Passives Investieren beeinflusst die Informationseffizienz der Märkte:
Bricht der Aktienkurs eines Unternehmens nach Bekanntgabe eines großen Skandals ein, liegt das daran, dass aktive Investoren verkaufen. Steigt die Aktie eines Unternehmens, wenn es ankündigt, in einen profitablen Markt einzusteigen, dann liegt das daran, dass aktive Investoren kaufen. Passive Anleger hingegen ignorieren Geschäftsberichte und Marktgerüchte. Mit dem abnehmenden Anteil aktiver Anleger wird immer weniger Research betrieben und die Informationseffizienz sinkt. Die Korrelationen zwischen einzelnen Indexbestandteilen nehmen mit dem Anteil passiver Anleger zu.
Passives Investieren verändert die Marktliquidität: Die Benchmarks der passiven Vehikel werden auf Basis von Schlusskursen abgerechnet, sodass die Anbieter der ETFs versuchen, möglichst viele Transaktionen zur Schlussauktion durchzuführen. Das führt folglich zu weniger Liquidität zum Opening und zu einer Verzerrung der Schlusskurse.

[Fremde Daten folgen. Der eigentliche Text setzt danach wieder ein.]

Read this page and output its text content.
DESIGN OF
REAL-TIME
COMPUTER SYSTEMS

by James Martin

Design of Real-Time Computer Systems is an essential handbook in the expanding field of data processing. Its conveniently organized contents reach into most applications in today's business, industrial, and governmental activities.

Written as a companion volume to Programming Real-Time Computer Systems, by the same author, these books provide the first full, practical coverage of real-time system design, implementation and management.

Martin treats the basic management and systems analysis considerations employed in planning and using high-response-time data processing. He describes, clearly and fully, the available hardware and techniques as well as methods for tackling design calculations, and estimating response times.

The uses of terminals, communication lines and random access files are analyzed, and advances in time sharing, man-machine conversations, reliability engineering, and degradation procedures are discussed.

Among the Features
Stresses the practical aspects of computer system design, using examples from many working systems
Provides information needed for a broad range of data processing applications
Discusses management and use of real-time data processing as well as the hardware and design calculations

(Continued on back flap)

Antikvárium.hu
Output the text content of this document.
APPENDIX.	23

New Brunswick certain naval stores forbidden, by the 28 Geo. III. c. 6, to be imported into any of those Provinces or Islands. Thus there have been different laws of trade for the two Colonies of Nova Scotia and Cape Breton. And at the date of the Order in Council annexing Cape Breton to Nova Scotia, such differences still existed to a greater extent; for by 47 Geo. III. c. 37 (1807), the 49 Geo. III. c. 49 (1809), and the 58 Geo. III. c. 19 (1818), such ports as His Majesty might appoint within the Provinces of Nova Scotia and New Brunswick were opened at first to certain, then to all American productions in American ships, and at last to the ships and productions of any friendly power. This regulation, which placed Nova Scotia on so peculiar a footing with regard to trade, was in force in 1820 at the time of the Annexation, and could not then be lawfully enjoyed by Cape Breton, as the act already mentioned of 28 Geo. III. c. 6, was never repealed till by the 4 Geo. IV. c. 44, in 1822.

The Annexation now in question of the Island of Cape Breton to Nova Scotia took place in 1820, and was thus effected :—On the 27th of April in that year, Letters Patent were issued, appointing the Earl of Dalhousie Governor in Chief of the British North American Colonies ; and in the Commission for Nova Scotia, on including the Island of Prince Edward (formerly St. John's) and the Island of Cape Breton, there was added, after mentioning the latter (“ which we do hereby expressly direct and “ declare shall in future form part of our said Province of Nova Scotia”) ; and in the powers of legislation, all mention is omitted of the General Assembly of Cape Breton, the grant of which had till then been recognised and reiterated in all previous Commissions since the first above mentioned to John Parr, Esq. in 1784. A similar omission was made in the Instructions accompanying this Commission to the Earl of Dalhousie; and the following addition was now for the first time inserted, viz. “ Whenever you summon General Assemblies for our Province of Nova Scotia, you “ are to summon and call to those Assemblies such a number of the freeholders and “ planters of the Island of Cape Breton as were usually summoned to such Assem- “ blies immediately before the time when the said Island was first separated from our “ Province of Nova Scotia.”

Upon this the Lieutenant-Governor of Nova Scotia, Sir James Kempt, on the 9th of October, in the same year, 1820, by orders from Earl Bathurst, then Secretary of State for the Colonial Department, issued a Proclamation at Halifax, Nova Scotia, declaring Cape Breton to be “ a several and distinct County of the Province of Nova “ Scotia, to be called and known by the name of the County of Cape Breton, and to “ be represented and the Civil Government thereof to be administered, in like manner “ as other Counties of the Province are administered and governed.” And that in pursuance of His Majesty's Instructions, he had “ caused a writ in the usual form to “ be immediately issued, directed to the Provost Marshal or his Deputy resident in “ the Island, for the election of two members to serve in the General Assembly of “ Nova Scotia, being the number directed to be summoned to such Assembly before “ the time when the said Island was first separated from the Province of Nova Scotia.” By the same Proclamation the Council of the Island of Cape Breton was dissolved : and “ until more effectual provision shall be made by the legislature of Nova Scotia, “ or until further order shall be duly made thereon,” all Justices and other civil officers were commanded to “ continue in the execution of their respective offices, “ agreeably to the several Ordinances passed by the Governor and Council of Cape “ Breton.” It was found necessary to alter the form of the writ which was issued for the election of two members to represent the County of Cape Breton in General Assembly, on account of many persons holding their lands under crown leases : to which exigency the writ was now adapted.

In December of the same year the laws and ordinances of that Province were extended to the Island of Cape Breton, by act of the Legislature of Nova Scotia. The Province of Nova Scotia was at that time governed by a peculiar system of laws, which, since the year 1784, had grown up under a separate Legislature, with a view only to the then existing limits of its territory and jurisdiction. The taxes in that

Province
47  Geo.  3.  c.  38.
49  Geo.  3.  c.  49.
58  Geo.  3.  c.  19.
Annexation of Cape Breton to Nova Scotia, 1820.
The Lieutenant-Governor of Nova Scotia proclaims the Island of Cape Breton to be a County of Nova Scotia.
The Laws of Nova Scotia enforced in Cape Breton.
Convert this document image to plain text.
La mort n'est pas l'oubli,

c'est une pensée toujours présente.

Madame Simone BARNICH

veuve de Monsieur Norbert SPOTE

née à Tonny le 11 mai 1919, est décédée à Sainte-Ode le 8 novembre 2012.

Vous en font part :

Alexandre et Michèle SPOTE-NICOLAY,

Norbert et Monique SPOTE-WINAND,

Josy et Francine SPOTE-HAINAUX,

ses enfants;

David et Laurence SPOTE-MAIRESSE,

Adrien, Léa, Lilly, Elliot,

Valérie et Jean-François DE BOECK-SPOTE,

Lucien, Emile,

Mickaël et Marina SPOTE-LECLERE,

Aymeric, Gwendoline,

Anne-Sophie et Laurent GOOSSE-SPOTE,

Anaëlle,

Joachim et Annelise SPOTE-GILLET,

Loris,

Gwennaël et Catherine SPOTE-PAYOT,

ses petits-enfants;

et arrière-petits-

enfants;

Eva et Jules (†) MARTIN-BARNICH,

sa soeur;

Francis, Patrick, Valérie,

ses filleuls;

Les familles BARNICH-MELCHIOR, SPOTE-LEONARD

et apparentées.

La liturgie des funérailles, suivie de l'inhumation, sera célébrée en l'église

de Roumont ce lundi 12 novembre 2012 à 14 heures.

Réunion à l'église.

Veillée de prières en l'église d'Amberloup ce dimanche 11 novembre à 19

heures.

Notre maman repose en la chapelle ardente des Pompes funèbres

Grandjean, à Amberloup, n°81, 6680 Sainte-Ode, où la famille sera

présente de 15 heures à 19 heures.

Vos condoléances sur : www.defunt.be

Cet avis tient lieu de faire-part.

ETFs sind einer der Treiber von zunehmend extremen Marktbewegungen: Neben vielen weiteren Faktoren, wie beispielsweise dem High-Frequency-Trading, könnten ETFs zu den extremen Bewegungen beitragen, die sich vermehrt an den Börsen beobachten lassen. Die Möglichkeit der Anleger durch wenige Klicks ein komplettes Portfolio zu liquidieren oder innerhalb weniger Sekunden große Käufe zu tätigen, kann gerade in den hochgewichteten Positionen der Indexfonds zu schnellen Ausschlägen bei Einzeltiteln oder auch dem Gesamtmarkt führen. Schließen sich zu viele Anleger einer Bewegung an, könnte es zu Schwierigkeiten bei der Liquidität kommen, was die Märkte zusätzlich belastet.

Wie lautet ihre Schlussfolgerung?

ETFs sind eine gute Lösung für Kleinanleger, die unkompliziert und kostengünstig in die Aktienmärkte investieren wollen. Um in bestimmte Branchen oder Regionen zu investieren, eignen sich ETFs besonders gut. Aufgrund der zuvor genannten Gründe dürfen mögliche Risiken jedoch nicht vernachlässigt werden. Besonders in wirtschaftlich schweren Zeiten, in denen viele Anleger dazu neigen ihr Kapital von den Börsen abzuziehen, kann ein gewisses „Klumpenrisiko“ im Markt der passiven Geldanlage nicht ausgeschlossen werden.